The intention of the attackers was to disable several infrastructure elements of the attack object, namely: electrical substations using the Industroyer2 malware (moreover, each executable file contained a statically specified set of unique parameters for the corresponding substations); electronic computers running the Windows operating system (computers of users, servers, as well as workstations of automated process control systems) - using the destructive malware CaddyWiper; server hardware running the Linux operating system using malicious destructor scripts; active network equipment.

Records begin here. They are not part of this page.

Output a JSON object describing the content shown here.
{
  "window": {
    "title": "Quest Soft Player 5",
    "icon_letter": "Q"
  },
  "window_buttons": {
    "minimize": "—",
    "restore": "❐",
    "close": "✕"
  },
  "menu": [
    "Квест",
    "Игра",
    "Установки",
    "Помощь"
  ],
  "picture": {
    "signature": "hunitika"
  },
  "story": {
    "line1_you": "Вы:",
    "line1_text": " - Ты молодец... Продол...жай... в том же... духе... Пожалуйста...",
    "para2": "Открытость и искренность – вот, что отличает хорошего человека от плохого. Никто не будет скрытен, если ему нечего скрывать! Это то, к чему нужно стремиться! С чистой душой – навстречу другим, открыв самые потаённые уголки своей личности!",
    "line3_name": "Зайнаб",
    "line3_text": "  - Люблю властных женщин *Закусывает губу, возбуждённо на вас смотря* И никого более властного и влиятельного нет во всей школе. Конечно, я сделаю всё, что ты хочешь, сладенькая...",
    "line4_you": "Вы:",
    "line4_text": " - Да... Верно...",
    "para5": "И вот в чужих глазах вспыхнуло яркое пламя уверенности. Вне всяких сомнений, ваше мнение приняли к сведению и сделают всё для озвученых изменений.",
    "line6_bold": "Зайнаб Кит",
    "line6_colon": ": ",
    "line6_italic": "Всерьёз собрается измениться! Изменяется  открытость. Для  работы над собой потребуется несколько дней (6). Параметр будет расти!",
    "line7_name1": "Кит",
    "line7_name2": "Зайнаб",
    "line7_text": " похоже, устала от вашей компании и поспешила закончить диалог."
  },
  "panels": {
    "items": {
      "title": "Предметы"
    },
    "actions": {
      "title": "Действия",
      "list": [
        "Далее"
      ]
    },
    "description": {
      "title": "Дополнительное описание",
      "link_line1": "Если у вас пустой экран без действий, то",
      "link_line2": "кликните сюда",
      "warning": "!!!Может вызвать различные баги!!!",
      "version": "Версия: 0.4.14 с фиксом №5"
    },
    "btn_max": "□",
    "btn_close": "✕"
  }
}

According to State Service for Special Communications, the victim organization experienced two waves of attacks. The initial compromise occurred no later than February 2022. On April 8, 2022, the attackers planned to shut down electrical substations and disable the enterprise's infrastructure. However, the realization of the intent was prevented.
"In order to identify whether there is a similar threat to other organizations in Ukraine, information, including samples of malicious programs, was transferred to international partners and enterprises in the energy sector of Ukraine," the message says.
The government emergency response team of Ukraine CERT-UA expresses special gratitude to Microsoft and ESET.